The danger here is in allowing individual users to manage their patches, which could lead to systems -- especially laptops carried by mobile users -- being far out of patch compliance and, thus, vulnerable to long-fixed security holes.
Solutions: Install an intranet proxy for Apple's software updates.
Review Mac-oriented patch management; these suites also include options for distributing other software updates and corporate documents, as well as auditing settings and installed software. Check with your patch management vendors about plans to add Mac support if yours do not. Send reminders to Mac-using employees whenever critical patches appear to install the updates as soon as possible.
Schedule patch sessions for laptops that are primarily out of the office, as they are most vulnerable to proximity attacks via Wi-Fi or Bluetooth, as well as attacks from untrusted networks on which they are located.

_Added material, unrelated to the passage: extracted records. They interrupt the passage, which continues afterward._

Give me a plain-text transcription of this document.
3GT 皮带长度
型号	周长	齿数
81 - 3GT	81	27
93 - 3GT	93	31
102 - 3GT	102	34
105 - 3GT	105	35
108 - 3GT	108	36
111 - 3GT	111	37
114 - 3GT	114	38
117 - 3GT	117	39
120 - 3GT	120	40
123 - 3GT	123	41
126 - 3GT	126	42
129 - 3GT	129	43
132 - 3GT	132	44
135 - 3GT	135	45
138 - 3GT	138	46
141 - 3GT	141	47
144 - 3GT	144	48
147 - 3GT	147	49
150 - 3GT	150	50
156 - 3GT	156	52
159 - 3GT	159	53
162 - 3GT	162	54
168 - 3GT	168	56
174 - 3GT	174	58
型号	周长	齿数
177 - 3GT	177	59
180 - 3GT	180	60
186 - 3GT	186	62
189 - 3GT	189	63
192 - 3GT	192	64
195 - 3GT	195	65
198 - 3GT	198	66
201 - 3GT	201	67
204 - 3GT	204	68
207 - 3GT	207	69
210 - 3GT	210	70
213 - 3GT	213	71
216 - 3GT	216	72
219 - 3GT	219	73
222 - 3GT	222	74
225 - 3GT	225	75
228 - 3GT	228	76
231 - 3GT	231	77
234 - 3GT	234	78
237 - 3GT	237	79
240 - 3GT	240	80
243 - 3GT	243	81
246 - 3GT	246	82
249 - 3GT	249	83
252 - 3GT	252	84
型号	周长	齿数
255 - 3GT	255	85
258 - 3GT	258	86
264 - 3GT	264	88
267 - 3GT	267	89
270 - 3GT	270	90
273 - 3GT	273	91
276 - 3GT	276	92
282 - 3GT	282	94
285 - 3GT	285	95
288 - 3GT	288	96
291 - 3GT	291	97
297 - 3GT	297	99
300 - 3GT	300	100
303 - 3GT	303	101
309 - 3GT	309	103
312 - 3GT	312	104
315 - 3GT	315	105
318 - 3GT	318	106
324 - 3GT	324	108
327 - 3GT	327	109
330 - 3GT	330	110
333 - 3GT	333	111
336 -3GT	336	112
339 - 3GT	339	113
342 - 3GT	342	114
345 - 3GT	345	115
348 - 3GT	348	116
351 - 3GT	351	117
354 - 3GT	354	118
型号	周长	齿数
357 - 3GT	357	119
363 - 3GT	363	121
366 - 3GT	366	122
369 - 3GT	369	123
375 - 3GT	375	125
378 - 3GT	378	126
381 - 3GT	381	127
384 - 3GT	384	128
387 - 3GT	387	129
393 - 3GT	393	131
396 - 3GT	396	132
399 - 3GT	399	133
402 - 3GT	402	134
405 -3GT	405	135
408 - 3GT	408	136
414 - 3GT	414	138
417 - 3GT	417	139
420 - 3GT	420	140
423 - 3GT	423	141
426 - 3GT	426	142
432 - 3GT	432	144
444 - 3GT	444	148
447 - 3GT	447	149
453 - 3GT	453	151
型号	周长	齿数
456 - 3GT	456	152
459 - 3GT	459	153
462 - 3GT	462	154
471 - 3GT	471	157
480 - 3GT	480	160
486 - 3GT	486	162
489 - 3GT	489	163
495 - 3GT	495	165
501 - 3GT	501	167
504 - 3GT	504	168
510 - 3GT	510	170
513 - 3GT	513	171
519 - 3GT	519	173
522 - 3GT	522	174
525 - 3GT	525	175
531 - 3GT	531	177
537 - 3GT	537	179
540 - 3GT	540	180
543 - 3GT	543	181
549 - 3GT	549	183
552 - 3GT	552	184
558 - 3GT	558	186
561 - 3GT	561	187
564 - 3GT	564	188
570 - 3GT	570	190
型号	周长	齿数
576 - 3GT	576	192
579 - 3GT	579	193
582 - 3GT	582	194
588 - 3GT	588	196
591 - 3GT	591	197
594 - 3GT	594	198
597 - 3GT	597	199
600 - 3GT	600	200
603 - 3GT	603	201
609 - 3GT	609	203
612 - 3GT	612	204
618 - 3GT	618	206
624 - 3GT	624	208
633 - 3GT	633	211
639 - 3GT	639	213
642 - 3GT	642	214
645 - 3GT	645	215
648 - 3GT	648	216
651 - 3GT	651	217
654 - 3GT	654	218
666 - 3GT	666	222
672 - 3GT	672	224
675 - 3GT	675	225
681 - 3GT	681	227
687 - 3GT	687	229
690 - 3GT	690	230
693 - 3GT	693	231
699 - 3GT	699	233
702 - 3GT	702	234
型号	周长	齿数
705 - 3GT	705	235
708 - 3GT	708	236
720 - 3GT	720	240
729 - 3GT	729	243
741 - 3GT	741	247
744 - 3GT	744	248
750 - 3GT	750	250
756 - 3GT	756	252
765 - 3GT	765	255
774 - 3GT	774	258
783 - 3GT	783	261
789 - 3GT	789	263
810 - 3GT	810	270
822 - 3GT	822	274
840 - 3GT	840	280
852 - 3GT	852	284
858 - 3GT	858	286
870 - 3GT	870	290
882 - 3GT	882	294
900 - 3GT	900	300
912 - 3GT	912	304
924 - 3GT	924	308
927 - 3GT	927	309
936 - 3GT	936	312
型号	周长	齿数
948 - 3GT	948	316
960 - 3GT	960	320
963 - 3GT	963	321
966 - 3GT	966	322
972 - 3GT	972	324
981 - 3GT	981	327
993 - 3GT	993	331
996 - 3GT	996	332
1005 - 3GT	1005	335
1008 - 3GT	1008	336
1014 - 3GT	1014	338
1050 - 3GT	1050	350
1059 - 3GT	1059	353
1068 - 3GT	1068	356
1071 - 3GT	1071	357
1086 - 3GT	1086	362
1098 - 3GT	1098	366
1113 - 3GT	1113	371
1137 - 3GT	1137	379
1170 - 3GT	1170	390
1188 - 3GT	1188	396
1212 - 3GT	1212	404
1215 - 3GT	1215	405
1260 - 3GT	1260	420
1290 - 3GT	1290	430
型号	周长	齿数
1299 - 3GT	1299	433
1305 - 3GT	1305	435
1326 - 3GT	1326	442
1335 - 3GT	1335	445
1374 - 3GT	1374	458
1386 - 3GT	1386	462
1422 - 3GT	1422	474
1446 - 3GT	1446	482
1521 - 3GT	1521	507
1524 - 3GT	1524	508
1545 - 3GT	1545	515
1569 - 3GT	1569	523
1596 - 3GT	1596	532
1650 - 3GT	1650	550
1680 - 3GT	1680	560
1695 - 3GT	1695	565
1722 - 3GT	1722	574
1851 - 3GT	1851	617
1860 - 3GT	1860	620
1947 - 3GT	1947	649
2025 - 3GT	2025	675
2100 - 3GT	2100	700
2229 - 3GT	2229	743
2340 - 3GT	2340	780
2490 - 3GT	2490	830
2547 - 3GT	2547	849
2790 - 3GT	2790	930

Security flaw No. 2: Serious third-party security flaws are slow to be fixed
Most of Apple's most serious security updates, ones in which remote code execution or arbitrary code execution are possible, typically involve third-party software -- often open source or free software components. (Notable exceptions are Safari and QuickTime, Apple-developed products that have had dozens of serious flaws, none of which have so far turned into attacks prior to being patched.)
While the project running the software often patches such vulnerabilities in hours or days, Apple often lags in releasing such updates. For example, Apple included version 2.2.6 of the Apache Web server in Mac OS X 10.5 (Leopard) in October 2007. Apache was updated to 2.2.8 to fix several security flaws in January 2008, but Apple didn't ship an update until March 2008.
But other times, Apple is speedy. For example, an Apple researcher discovered a set of flaws in the Ruby language and environment, which were documented and patched June 20, 2008. In this case, Apple took only 10 days to release its security patch.
In both cases, it's critical to note that neither Apache nor Ruby is used by default in Mac OS X. Apache must be enabled either through the Sharing preference pane's Web Sharing service check box or at the command line. Ruby isn't used for any native Apple products, and it must be wired in at the command line or through third-party packages.
Locking down this sort of access would prevent the most likely security flaws from being exposed, but that's problematic with the current OS. Configuration management software does exist to help such a lockdown, but again, Mac support may not exist in the software you're running companywide.
That should change. "We are starting to see early signs that some vendors are supporting Mac as a platform for those configuration management systems," Mogull says.
Solution: Consider limited deployment of third-party software to restrict configuration by administrative users if your current solution doesn't include Mac support.
Security flaw No. 3: Everybody's an administrator (or not)
Apple has a binary attitude when it comes to modifying system settings, gaining access at the command line to its Unix underpinnings, and installing software: You're either an administrator -- or you're not.